Dungeons & Dragons

I’ve been playing Dungeons & Dragons for a very long time.  After my best friend when I was a kid introduced me to it, I went on the hunt for books of my own.  This was in the late 80s, so there was actually a split between two separate sets of rules.  There was Advanced Dungeons & Dragons, and there was Dungeons & Dragons.  Two similar, but definitely different, sets of rules.  AD&D was the more complex of the two, and was where settings like Forgotten Realms and Dragonlance lived, while D&D used the setting of Mystara and was closer in tone to the original game, to the point of making Dave Arneson’s Blackmoor setting an integral part of the history of the world.

I was originally going to get a copy of the AD&D player’s guide, which was what my friend had, but was directed to D&D by the bookseller at Waldenbooks.  I ended up purchasing the Basic Set and a copy of In Search of Adventure, which collected most of the existing low level adventures released for D&D at the time.  That was just the beginning of a long love affair with the Mystara setting and everything connected to it.  Over the years I hunted down every publication I could related to Mystara, first buying them new as they came out and later searching eBay for out of print adventure modules and Gazetteers to complete the collection.  There are still a very few adventures I don’t have copies of, and my copy of the Immortals boxed set is missing the box, but I’ve very nearly got it all.
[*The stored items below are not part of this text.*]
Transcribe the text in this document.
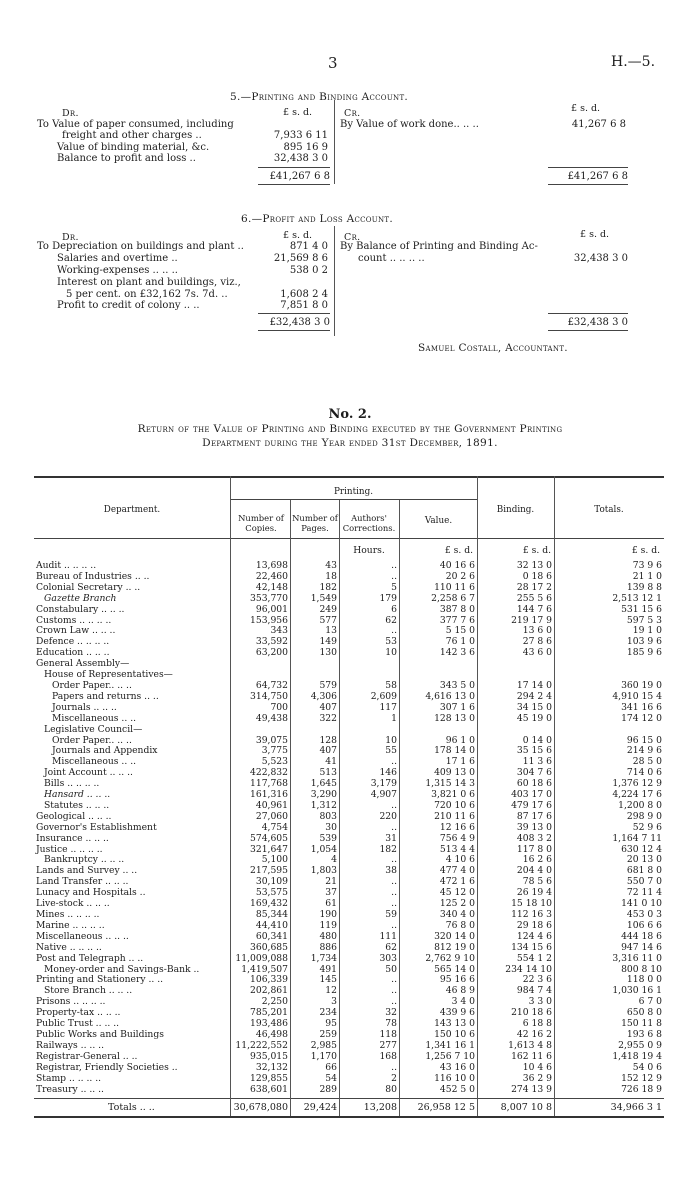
3	H.—5.
5.—Printing and Binding Account.
Dr.	Cr.
£ s. d.	£ s. d.
To Value of paper consumed, including
freight and other charges ..	7,933 6 11
Value of binding material, &c.	895 16 9
Balance to profit and loss ..	32,438 3 0
By Value of work done.. .. ..	41,267 6 8
£41,267 6 8	£41,267 6 8
6.—Profit and Loss Account.
Dr.	Cr.
£ s. d.	£ s. d.
To Depreciation on buildings and plant ..	871 4 0
Salaries and overtime ..	21,569 8 6
Working-expenses .. .. ..	538 0 2
Interest on plant and buildings, viz.,
5 per cent. on £32,162 7s. 7d. ..	1,608 2 4
Profit to credit of colony .. ..	7,851 8 0
By Balance of Printing and Binding Ac-
count .. .. .. ..	32,438 3 0
£32,438 3 0	£32,438 3 0
Samuel Costall, Accountant.
No. 2.
Return of the Value of Printing and Binding executed by the Government Printing
Department during the Year ended 31st December, 1891.
Department.
Printing.
Number of Copies.
Number of Pages.
Authors' Corrections.
Value.
Binding.	Totals.
Hours.	£ s. d.	£ s. d.	£ s. d.
Audit .. .. .. ..	13,698	43	..	40 16 6	32 13 0	73 9 6
Bureau of Industries .. ..	22,460	18	..	20 2 6	0 18 6	21 1 0
Colonial Secretary .. ..	42,148	182	5	110 11 6	28 17 2	139 8 8
Gazette Branch	353,770	1,549	179	2,258 6 7	255 5 6	2,513 12 1
Constabulary .. .. ..	96,001	249	6	387 8 0	144 7 6	531 15 6
Customs .. .. .. ..	153,956	577	62	377 7 6	219 17 9	597 5 3
Crown Law .. .. ..	343	13	..	5 15 0	13 6 0	19 1 0
Defence .. .. .. ..	33,592	149	53	76 1 0	27 8 6	103 9 6
Education .. .. ..	63,200	130	10	142 3 6	43 6 0	185 9 6
General Assembly—						
House of Representatives—						
Order Paper.. .. ..	64,732	579	58	343 5 0	17 14 0	360 19 0
Papers and returns .. ..	314,750	4,306	2,609	4,616 13 0	294 2 4	4,910 15 4
Journals .. .. ..	700	407	117	307 1 6	34 15 0	341 16 6
Miscellaneous .. ..	49,438	322	1	128 13 0	45 19 0	174 12 0
Legislative Council—						
Order Paper.. .. ..	39,075	128	10	96 1 0	0 14 0	96 15 0
Journals and Appendix	3,775	407	55	178 14 0	35 15 6	214 9 6
Miscellaneous .. ..	5,523	41	..	17 1 6	11 3 6	28 5 0
Joint Account .. .. ..	422,832	513	146	409 13 0	304 7 6	714 0 6
Bills .. .. .. ..	117,768	1,645	3,179	1,315 14 3	60 18 6	1,376 12 9
Hansard .. .. ..	161,316	3,290	4,907	3,821 0 6	403 17 0	4,224 17 6
Statutes .. .. ..	40,961	1,312	..	720 10 6	479 17 6	1,200 8 0
Geological .. .. ..	27,060	803	220	210 11 6	87 17 6	298 9 0
Governor's Establishment	4,754	30	..	12 16 6	39 13 0	52 9 6
Insurance .. .. ..	574,605	539	31	756 4 9	408 3 2	1,164 7 11
Justice .. .. .. ..	321,647	1,054	182	513 4 4	117 8 0	630 12 4
Bankruptcy .. .. ..	5,100	4	..	4 10 6	16 2 6	20 13 0
Lands and Survey .. ..	217,595	1,803	38	477 4 0	204 4 0	681 8 0
Land Transfer .. .. ..	30,109	21	..	472 1 6	78 5 6	550 7 0
Lunacy and Hospitals ..	53,575	37	..	45 12 0	26 19 4	72 11 4
Live-stock .. .. ..	169,432	61	..	125 2 0	15 18 10	141 0 10
Mines .. .. .. ..	85,344	190	59	340 4 0	112 16 3	453 0 3
Marine .. .. .. ..	44,410	119	..	76 8 0	29 18 6	106 6 6
Miscellaneous .. .. ..	60,341	480	111	320 14 0	124 4 6	444 18 6
Native .. .. .. ..	360,685	886	62	812 19 0	134 15 6	947 14 6
Post and Telegraph .. ..	11,009,088	1,734	303	2,762 9 10	554 1 2	3,316 11 0
Money-order and Savings-Bank ..	1,419,507	491	50	565 14 0	234 14 10	800 8 10
Printing and Stationery .. ..	106,339	145	..	95 16 6	22 3 6	118 0 0
Store Branch .. .. ..	202,861	12	..	46 8 9	984 7 4	1,030 16 1
Prisons .. .. .. ..	2,250	3	..	3 4 0	3 3 0	6 7 0
Property-tax .. .. ..	785,201	234	32	439 9 6	210 18 6	650 8 0
Public Trust .. .. ..	193,486	95	78	143 13 0	6 18 8	150 11 8
Public Works and Buildings	46,498	259	118	150 10 6	42 16 2	193 6 8
Railways .. .. ..	11,222,552	2,985	277	1,341 16 1	1,613 4 8	2,955 0 9
Registrar-General .. ..	935,015	1,170	168	1,256 7 10	162 11 6	1,418 19 4
Registrar, Friendly Societies ..	32,132	66	..	43 16 0	10 4 6	54 0 6
Stamp .. .. .. ..	129,855	54	2	116 10 0	36 2 9	152 12 9
Treasury .. .. ..	638,601	289	80	452 5 0	274 13 9	726 18 9
Totals .. ..	30,678,080	29,424	13,208	26,958 12 5	8,007 10 8	34,966 3 1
With the 5th Edition of Dungeons & Dragons having come out, and looking like a pretty decent set of rules; much more in the vein of 3rd Edition and, yes, classic Dungeons & Dragons than 4th Edition was, I’m feeling the urge to run a game again.  If I do, I think it’ll be time to revisit Mystara.  Maybe I’ll finally send a party to meet the cat-people who live on the moon.  Not the moon you can see. The invisible one.